“Giving Denise two whole sticks of candy.”

As Lucie gazed at him, she gradually acquired an expression that a dog has for a kind master. For the first time in her life she found it easier to give up her own will than to persist in it. This feeling was but a gleam, but it was not evanescent.

It was one of the happiest visits Lucie had ever paid in Bienville, for Sophie seemed a little more like her old self, and Captain Ravenel, too, was more cheerful. The story of the stand that Colonel Duquesne had taken about Madame Ravenel had leaked out mysteriously, and there was no danger of any further impertinence being offered Sophie Ravenel. The retired and blameless and self-sacrificing life the Ravenels led was beginning to be known. The ultra-virtuous still hounded Madame Ravenel over their tea-cups in the winter and their ices in the summer; but, although no one had invaded the retirement of the Ravenels so far, a number of people had begun the practice of speaking to them as they passed, and they were no longer avoided.

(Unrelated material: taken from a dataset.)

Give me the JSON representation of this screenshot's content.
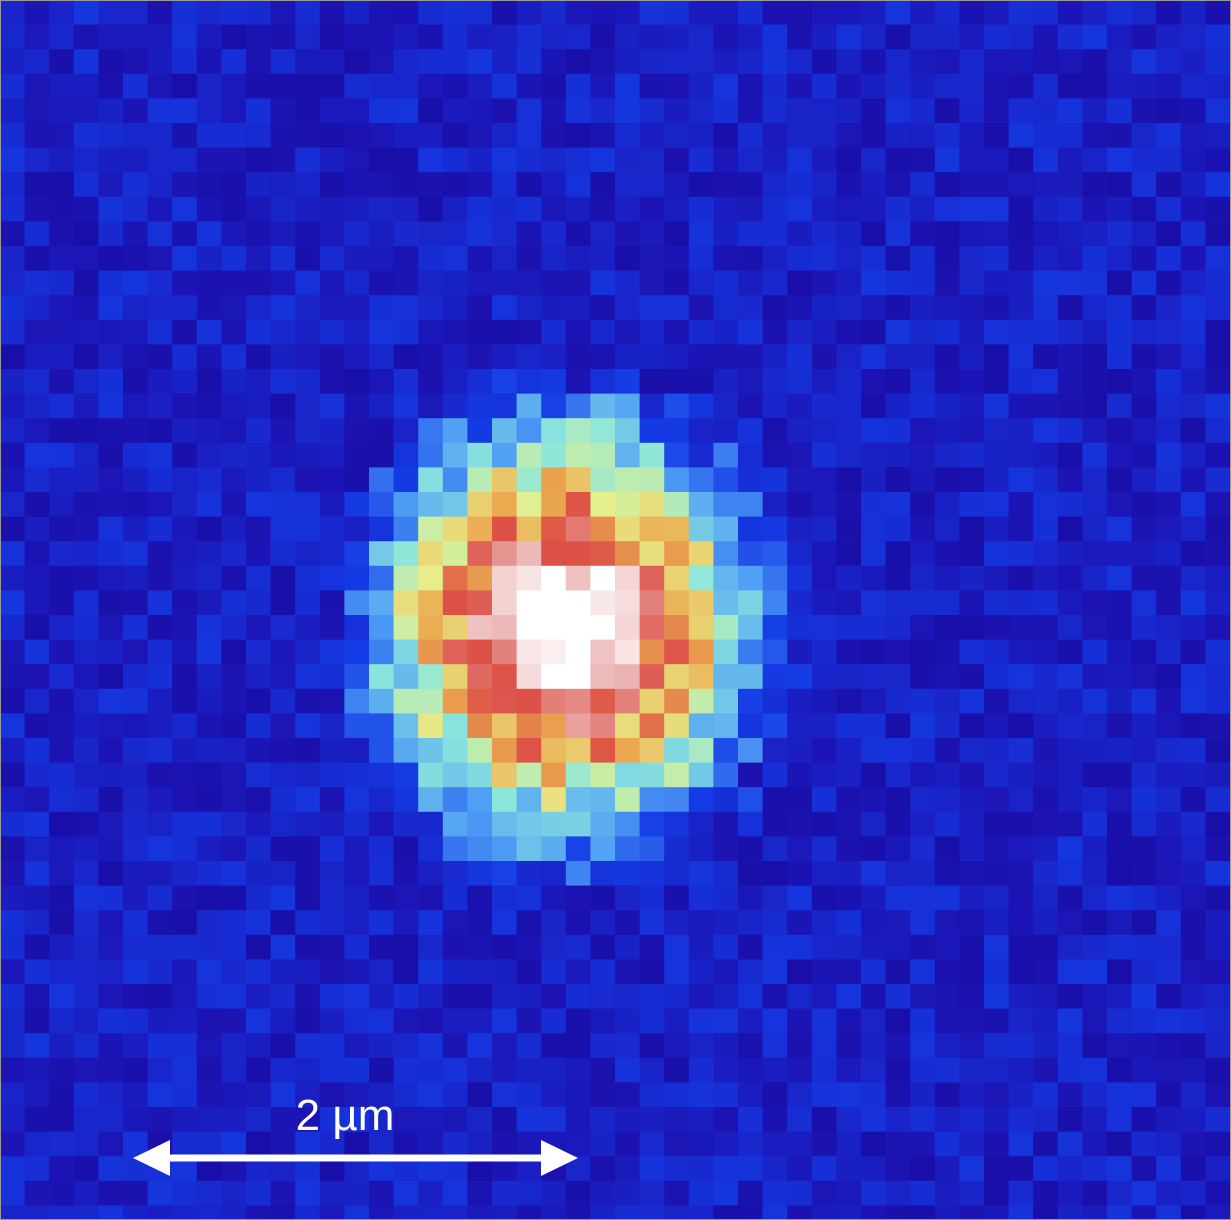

They even reached the point of courage to go sometimes and sit on the terrace, where the band played, and where the people sat at little tables, eating and drinking. One afternoon, shortly after Lucie had left, they were actually invited to sit at the same table with the Verneys. The Ravenels walked on the terrace, evidently looking for a table, but there was not a vacant one. There were, however, two unoccupied seats where Monsieur and Madame Verney and Paul sat, drinking eau sucré. The Ravenels were about to leave, when Madame Verney whispered something to her husband. Monsieur Verney at first shook his head, but Madame Verney persisted. That dream of her Paul marrying the beautiful, charming heiress into which Lucie Bernard was certain to develop had haunted the good woman’s brain, and she urged her husband, in a whisper, to invite the Ravenels to take the two vacant seats. Monsieur Verney, like a good, obedient husband, could not hold out long against his wife; and when the Ravenels passed, not dreaming that any one in Bienville would share a table with them, Monsieur Verney rose, and said politely:

“If you are looking for a place, Monsieur, there are two chairs vacant here—we shall be most happy if you will occupy them.”

Ravenel stopped, amazed, and the color poured into Sophie Ravenel’s beautiful, pale face, and in an instant more they were seated with the Verneys, the first social recognition they had had since that day when Delorme’s blow drove Sophie into Ravenel’s arms. After thanking Monsieur and Madame Verney, the Ravenels gave their modest order, and then, according to the polite manner of the French, they began to talk together.

Captain Ravenel at once recognized Paul, and made the boy’s heart leap with delight.

“And this young gentleman I recollect well, as having been most polite and attentive to Madame Ravenel once, when she fell ill in the park.”

The Verneys had known nothing of Paul’s share in that scene, and did not identify him at all with that memorable occasion which was known all over Bienville, when Sophie Ravenel had been so cruelly insulted. So Monsieur and Madame Verney beamed with delight while Captain Ravenel gravely thanked Paul.